I called them personally to let them know that they were the ones.

The first week of June was tough for me. I was only three weeks from a scheduled cesaerian and the pregnancy had taken its toll on me both physically and emotionally. My older daughter and I spoke into my expanded tummy, to the baby girl who we had wanted to call Alicya. Alicya was rambunctious. Whenever her big sister tried to put her head on my tummy to listen, Alicya would kick her in the head. M was excited about being a big sissy. Even though I had tried to explain what was going to happen to our baby, she refused to accept it and continued to talk about all the things she was going to teach her baby sissy.

I can still remember the look of anguish on M's face when I explained that sissy would not be coming home with us. My own pain, I can deal with.....but I had no idea as to how to deal with M's pain, let alone how to ease it.

Two days before she was born, I was giving M a bath. I had picked her up out of the tub and felt something pull across my stomach. The pain started from there. It came and went. I dealt with it as I went to work and came home. On Saturday, June 9th, 2007, I was ripped out of a deep sleep by intense and almost screaming pain. I ignored it and got ready for work. To this day, I do not know why I ignored the fact that I was in full blown labor. I worked at a call-center at this time and went to work like nothing was wrong. I gritted my teeth through calls when the pain ripped through my body....I would have stayed through my entire shift had it not been for my cubicle neighbor who noticed that I was in pain. She asked how often the pain came and went in which I replied: "Every five minutes or so....I'm not keeping track..." Yeah, I will admit it....I was a moron.

Within five minutes of that conversation, I was flying down Interstate 5 at about a solid 70 MPH, rushing to the hospital. I was admitted around 7:30 in the morning and by 10:45 AM, I was being prepped for an emergency cesaerian. She was 7 pounds, 7 ounces with a head full of dark hair. Between the drugs given and my own terror of the experience, I lay there as they cleaned her. I could hear her crying, screaming to the world about her displeasure of being ripped from her warm and safe environment...............

Hard to believe it has been almost a year. Hard to believe how much she has grown when I look at the pictures B and J send me. She ended up with dark hair and dark blue eyes, contrasting her big sister's blond hair and green eyes. And even though there are some obvious differences in their appearance, she almost could pass as M's twin, their faces look that much alike.

For a while, I was content with my decision. I was not pressured, coerced or forced into it. Some part of me feels that my parents' comments pushed me in that direction, but at the same time, I will not place the blame with someone else. I did not have to do it. They didn't force it.

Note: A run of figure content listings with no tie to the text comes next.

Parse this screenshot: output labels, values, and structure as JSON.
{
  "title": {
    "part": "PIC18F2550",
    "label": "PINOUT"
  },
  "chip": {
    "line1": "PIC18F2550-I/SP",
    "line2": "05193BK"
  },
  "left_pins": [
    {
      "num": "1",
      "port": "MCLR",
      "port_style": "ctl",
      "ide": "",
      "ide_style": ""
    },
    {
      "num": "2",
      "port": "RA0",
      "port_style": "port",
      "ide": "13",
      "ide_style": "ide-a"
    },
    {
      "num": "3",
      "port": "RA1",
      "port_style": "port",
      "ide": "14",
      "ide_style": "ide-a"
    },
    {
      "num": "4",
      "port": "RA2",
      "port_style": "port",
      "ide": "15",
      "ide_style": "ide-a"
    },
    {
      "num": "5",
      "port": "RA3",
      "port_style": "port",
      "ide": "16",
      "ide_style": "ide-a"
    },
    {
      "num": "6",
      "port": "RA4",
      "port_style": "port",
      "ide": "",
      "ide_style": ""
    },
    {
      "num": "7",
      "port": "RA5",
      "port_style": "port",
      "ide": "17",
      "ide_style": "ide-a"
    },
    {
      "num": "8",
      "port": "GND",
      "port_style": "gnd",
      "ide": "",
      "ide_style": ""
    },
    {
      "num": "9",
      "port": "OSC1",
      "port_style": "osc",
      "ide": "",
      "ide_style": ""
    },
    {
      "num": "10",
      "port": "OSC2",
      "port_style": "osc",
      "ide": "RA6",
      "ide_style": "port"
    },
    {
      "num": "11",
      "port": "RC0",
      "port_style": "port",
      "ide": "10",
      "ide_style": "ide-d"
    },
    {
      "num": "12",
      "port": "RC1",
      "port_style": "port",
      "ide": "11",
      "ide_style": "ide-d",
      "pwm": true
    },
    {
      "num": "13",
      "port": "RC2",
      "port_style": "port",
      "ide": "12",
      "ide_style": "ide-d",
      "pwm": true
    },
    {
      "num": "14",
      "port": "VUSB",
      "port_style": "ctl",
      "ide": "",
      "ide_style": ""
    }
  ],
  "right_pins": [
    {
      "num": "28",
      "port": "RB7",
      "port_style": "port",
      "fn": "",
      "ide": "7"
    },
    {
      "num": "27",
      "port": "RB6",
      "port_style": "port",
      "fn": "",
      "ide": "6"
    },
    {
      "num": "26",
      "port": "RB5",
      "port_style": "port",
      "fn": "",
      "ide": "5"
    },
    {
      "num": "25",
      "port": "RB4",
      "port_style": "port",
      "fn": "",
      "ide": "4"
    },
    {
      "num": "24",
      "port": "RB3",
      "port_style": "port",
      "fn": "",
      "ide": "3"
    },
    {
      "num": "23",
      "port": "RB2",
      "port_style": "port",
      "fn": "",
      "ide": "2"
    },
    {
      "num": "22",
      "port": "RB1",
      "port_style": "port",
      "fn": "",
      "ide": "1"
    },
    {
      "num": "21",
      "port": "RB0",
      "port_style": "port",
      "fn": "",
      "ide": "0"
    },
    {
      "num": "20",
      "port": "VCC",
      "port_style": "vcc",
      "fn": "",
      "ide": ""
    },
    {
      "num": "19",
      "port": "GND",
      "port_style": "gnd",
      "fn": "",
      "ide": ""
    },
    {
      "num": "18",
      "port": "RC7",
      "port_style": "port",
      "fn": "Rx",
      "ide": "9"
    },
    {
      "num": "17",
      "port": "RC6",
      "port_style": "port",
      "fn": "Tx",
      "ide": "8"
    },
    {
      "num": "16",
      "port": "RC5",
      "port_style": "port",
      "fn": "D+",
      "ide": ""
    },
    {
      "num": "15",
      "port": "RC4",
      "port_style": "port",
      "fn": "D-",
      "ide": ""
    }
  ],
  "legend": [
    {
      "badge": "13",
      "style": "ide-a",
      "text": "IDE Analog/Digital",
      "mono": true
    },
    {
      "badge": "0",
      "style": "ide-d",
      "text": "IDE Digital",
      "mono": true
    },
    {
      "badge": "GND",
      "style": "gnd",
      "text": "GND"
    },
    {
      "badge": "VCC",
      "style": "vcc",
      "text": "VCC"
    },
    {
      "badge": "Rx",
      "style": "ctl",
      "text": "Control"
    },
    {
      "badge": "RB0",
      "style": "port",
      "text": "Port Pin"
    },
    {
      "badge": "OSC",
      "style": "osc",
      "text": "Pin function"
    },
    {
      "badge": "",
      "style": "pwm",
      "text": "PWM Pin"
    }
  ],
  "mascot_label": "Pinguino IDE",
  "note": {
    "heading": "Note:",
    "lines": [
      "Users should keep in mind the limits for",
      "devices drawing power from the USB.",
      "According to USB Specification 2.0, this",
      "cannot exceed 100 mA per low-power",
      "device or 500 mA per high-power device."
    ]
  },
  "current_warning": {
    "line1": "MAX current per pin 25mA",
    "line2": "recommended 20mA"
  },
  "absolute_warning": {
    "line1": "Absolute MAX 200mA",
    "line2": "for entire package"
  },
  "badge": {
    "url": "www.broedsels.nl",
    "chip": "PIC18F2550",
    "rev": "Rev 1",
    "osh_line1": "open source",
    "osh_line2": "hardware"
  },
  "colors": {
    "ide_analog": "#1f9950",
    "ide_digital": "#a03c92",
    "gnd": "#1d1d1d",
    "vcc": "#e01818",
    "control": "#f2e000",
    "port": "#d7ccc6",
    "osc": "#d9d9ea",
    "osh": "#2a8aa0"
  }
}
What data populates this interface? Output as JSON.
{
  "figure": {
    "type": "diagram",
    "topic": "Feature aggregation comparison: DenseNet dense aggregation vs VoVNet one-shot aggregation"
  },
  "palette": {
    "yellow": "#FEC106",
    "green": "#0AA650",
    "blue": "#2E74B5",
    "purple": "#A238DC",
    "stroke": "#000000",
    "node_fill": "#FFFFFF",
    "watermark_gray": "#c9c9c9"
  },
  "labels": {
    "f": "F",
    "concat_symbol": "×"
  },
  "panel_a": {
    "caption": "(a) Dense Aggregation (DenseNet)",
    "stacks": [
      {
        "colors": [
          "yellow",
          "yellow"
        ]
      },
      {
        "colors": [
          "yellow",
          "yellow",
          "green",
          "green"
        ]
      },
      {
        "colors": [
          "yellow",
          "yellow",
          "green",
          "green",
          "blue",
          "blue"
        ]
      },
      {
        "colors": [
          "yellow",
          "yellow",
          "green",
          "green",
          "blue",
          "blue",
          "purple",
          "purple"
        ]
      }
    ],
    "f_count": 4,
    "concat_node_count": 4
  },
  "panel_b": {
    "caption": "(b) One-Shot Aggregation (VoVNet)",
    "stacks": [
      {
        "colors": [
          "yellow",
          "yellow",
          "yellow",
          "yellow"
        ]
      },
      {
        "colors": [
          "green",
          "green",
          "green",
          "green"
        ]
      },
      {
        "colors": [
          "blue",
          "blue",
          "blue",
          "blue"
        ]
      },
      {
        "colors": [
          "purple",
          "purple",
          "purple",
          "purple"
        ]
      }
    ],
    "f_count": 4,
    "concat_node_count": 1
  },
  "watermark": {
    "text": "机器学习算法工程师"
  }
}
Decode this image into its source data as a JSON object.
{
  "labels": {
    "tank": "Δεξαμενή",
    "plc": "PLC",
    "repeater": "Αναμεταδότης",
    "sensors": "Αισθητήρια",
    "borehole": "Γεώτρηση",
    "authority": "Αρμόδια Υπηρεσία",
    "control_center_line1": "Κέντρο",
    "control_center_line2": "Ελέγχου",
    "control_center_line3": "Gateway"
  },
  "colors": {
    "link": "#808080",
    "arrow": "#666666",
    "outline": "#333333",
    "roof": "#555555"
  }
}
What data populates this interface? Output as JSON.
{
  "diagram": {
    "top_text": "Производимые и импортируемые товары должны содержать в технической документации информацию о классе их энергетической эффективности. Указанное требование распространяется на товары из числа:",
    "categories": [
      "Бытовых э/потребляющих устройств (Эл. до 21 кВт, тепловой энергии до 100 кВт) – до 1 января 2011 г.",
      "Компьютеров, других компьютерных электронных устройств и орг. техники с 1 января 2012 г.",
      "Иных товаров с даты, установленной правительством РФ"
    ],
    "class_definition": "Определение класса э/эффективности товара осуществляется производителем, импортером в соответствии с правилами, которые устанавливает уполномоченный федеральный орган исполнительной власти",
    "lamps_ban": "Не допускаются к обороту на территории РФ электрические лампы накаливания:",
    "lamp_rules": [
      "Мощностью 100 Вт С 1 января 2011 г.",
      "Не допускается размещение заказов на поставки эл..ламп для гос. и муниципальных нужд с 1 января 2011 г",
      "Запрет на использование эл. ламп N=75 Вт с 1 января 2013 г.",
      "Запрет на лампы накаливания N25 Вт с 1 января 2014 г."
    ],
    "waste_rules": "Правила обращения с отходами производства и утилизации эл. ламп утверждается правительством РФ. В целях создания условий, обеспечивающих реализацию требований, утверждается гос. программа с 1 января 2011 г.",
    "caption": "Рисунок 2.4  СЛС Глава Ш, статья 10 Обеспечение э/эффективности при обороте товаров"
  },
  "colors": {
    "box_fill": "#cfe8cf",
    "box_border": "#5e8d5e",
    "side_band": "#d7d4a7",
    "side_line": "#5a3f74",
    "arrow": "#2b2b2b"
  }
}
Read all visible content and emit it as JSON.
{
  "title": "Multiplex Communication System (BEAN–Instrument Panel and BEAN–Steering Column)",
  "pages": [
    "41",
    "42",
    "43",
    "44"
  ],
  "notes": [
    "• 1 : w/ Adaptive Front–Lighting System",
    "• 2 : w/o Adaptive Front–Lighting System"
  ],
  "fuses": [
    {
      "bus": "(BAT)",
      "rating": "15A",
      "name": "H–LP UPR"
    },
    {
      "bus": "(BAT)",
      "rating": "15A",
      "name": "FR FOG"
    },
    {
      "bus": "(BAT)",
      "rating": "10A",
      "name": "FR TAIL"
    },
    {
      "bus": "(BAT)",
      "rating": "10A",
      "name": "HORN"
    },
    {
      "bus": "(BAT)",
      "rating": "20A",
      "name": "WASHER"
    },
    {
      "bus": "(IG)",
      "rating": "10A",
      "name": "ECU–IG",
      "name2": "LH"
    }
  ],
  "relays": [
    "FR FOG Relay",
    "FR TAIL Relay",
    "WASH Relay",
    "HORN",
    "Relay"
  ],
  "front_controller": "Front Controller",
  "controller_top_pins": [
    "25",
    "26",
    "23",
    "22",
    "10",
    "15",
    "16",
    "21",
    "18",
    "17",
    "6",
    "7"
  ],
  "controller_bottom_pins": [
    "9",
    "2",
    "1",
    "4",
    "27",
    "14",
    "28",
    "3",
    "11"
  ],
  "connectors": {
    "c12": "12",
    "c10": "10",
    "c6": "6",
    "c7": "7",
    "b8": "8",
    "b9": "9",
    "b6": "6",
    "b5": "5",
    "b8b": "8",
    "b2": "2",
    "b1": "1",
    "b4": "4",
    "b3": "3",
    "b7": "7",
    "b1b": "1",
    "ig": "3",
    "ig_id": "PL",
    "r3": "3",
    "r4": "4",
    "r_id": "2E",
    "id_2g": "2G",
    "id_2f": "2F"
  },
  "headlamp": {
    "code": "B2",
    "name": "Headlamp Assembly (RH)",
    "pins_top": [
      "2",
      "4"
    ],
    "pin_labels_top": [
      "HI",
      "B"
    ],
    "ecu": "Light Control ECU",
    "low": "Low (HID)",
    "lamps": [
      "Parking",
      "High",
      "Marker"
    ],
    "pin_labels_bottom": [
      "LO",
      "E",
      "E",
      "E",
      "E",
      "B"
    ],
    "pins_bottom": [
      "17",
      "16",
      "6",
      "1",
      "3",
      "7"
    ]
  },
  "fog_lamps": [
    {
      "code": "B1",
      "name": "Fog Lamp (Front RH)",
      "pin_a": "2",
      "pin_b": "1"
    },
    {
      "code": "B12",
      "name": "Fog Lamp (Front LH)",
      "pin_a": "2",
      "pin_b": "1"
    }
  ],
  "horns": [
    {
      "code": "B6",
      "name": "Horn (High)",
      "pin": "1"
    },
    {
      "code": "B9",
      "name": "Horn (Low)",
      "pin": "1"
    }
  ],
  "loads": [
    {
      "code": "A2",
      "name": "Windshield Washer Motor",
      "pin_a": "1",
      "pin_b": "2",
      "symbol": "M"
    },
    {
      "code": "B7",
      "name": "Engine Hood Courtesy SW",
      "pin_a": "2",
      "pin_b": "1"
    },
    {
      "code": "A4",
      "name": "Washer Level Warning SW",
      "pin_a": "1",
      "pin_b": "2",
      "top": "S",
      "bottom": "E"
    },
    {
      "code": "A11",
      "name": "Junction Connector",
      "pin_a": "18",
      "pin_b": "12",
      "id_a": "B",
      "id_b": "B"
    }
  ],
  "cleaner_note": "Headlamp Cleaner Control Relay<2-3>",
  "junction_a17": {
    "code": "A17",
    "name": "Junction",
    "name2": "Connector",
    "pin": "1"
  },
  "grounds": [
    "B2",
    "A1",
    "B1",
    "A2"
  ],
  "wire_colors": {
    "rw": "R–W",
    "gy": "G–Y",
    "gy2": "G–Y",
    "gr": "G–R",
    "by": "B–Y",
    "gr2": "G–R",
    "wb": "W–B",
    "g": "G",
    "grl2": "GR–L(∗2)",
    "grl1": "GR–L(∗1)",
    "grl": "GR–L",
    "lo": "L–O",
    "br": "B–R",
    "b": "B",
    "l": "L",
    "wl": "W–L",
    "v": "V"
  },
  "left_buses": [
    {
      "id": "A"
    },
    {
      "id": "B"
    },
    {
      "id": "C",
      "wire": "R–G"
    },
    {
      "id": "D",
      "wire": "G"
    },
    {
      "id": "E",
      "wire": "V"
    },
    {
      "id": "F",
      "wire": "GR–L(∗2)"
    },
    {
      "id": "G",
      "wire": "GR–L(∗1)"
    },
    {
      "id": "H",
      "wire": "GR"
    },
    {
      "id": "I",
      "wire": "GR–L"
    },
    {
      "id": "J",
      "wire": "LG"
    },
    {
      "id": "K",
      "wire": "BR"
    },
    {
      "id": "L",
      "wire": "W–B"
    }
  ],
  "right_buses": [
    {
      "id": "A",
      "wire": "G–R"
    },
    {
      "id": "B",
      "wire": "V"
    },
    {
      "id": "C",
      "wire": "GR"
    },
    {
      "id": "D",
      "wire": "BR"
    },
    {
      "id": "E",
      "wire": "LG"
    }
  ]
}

She is forever in my heart, my Alicya. Hopefully one day when we meet again, she will forgive me for trying to think of her. Forgive me for taking away her sister, her grandmother, her uncle, even her father....I hope that she will harbor no ill will towards me, her mother, the one who did not know what to do and had almost terminated her out of desperation. I miss her. I love her. Both her big sister and I are forever changed by my actions. All three of us are forever changed. I cannot change it back, as much as I want to sometimes. I must live with my decision and hope that my children will forgive me.